Zarinaben Nurmhmd Momin est une jeune fille de 18 ans qui vit dans le village de Kulo. Elle appartient à un vaste complexe familial qui compte 15 autres membres: son père et sa mère, son frère et sa belle-soeur, ses trois soeurs, son neveu, son oncle et sa femme et ses cinq cousins.

La famille tire le gros de ses revenus de l’agriculture et de l’élevage. Elle possède 5 hectares de terres irriguées et 2 hectares de terres non irriguées. Leur bétail est composé de deux boeufs, six vaches et quatre génisses. Cela veut dire qu’ils peuvent labourer leur terre et qu’ils disposent de fumier pour la fertiliser. Ils produisent deux récoltes - du riz de mousson et du blé d’hiver sur les terres irriguées, et seulement du blé sur les terres de culture aride. Un champ est consacré au fourrage vert pour le bétail. Le travail est effectué en commun et l’exploitation est considérée comme le bien de la famill, sauf deux vaches qui appartiennent respectivement à chacun des deux couples de jeunes mariés. Ceux-ci se chargent de la vente du lait de leur vache, mais ne conservent pas pour eux le revenu qui en provient.

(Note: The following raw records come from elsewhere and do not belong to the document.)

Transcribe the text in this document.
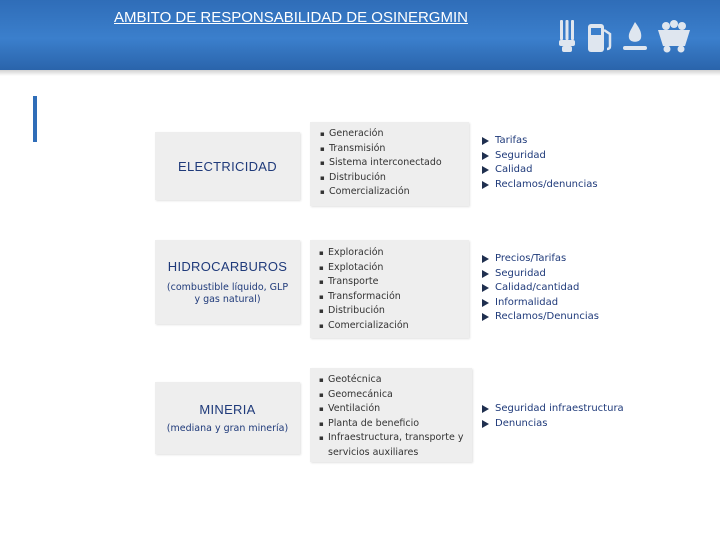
AMBITO DE RESPONSABILIDAD DE OSINERGMIN
ELECTRICIDAD
▪ Generación
▪ Transmisión
▪ Sistema interconectado
▪ Distribución
▪ Comercialización
Tarifas
Seguridad
Calidad
Reclamos/denuncias
HIDROCARBUROS
(combustible líquido, GLP y gas natural)
▪ Exploración
▪ Explotación
▪ Transporte
▪ Transformación
▪ Distribución
▪ Comercialización
Precios/Tarifas
Seguridad
Calidad/cantidad
Informalidad
Reclamos/Denuncias
MINERIA
(mediana y gran minería)
▪ Geotécnica
▪ Geomecánica
▪ Ventilación
▪ Planta de beneficio
▪ Infraestructura, transporte y servicios auxiliares
Seguridad infraestructura
Denuncias
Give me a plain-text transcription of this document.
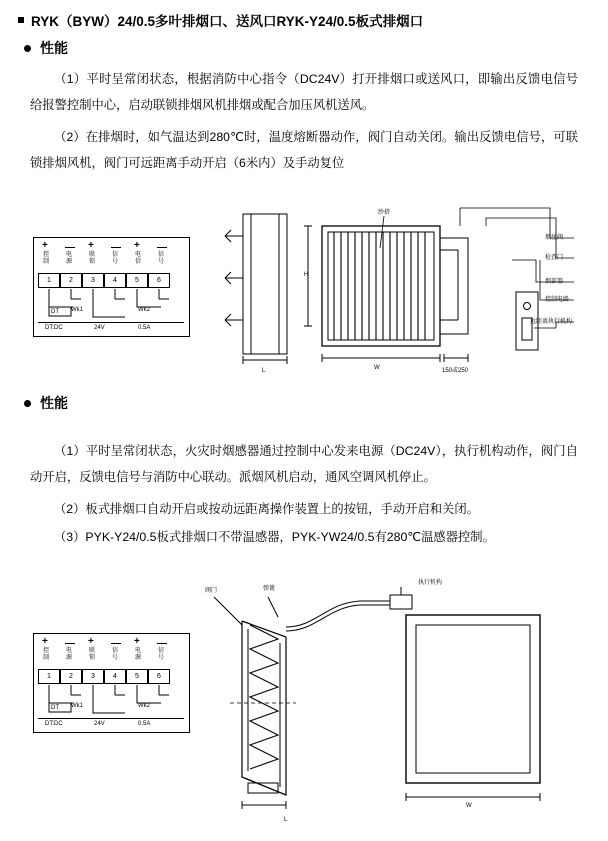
RYK（BYW）24/0.5多叶排烟口、送风口RYK-Y24/0.5板式排烟口
性能
（1）平时呈常闭状态，根据消防中心指令（DC24V）打开排烟口或送风口，即输出反馈电信号给报警控制中心，启动联锁排烟风机排烟或配合加压风机送风。
（2）在排烟时，如气温达到280℃时，温度熔断器动作，阀门自动关闭。输出反馈电信号，可联锁排烟风机，阀门可远距离手动开启（6米内）及手动复位
+ — + — + —
控制
电源
联锁
信号
电信
信号
1	2	3	4	5	6
DT Wk1	Wk2
DT:DC	24V	0.5A
L	W	150或250
纱搭
H
烟丝阀
检查门
烟部器
控制电路
远距离执行机构
性能
（1）平时呈常闭状态，火灾时烟感器通过控制中心发来电源（DC24V），执行机构动作，阀门自动开启，反馈电信号与消防中心联动。派烟风机启动，通风空调风机停止。
（2）板式排烟口自动开启或按动远距离操作装置上的按钮，手动开启和关闭。
（3）PYK-Y24/0.5板式排烟口不带温感器，PYK-YW24/0.5有280℃温感器控制。
+ — + — + —
控制
电源
联锁
信号
电源
信号
1	2	3	4	5	6
DT Wk1	Wk2
DT:DC	24V	0.5A
阀门	弹簧
执行机构
L
W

Le produit de toutes les sortes de travaux est mis dans la caisse commune du ménage. Zarinaben et ses soeurs tirent un revenu de leurs travaux de broderie, et la famille gagne un revenu supplémentaire en louant ses bêtes ou son matériel, ainsi que de la vente de fumier. L’argent est géré par le chef de famille. Lorsque Zarinaben ou un autre membre de la famille a besoin de quelque chose, ils en font la demande. Si cette demande est raisonnable, et si les fonds sont disponibles, elle leur est accordée. Autrement dit, la gestion des finances de la famille, bien que relevant théoriquement du père, est perçue comme une responsabilité partagée. Il appartient à chacun de s’assurer que l’argent n’est pas gaspillé.

Le diagramme de la Figure 2 résume l’éventail des activités et les flux de biens et d’argent pouvant caractériser une famille rurale. Chaque jour, il faut faire des choix sur la façon d’utiliser le temps, les ressources et l’argent. Cela est également illustré par le Tableau 1, qui indique l’ensemble des sources de revenu monétaire recensées parmi les familles d’agriculteurs de deux régions de Zambie.

Figure 1: L’économie d’un ménage en Zambie

Comment la gestion financière est-elle assurée au sein de ces ménages? Bien entendu, chaque cas est différent, mais on peut vraisemblablement dégager certains traits communs. Le premier est que les calculs sont faits par quelqu’un et les décisions sont fondées sur les conclusions de cette personne, éventuellement après discussion avec d’autres membres de la famille. Il s’agit de classer les besoins par ordre de priorité et de concilier certaines demandes concurrentes. Pour beaucoup, la principale préoccupation est de répondre aux besoins quotidiens dont dépend la survie du ménage. Cela comprend la consommation alimentaire de base, mais aussi certains intrants essentiels au maintien des activités productives. Toutes les familles sont conscientes des besoins à long terme, par exemple, de la nécessité de pourvoir aux mariages, de subvenir aux besoins des personnes âgées et de payer les frais d’enterrement, de songer aux héritiers, autant de nécessités qui rendent l’épargne très importante.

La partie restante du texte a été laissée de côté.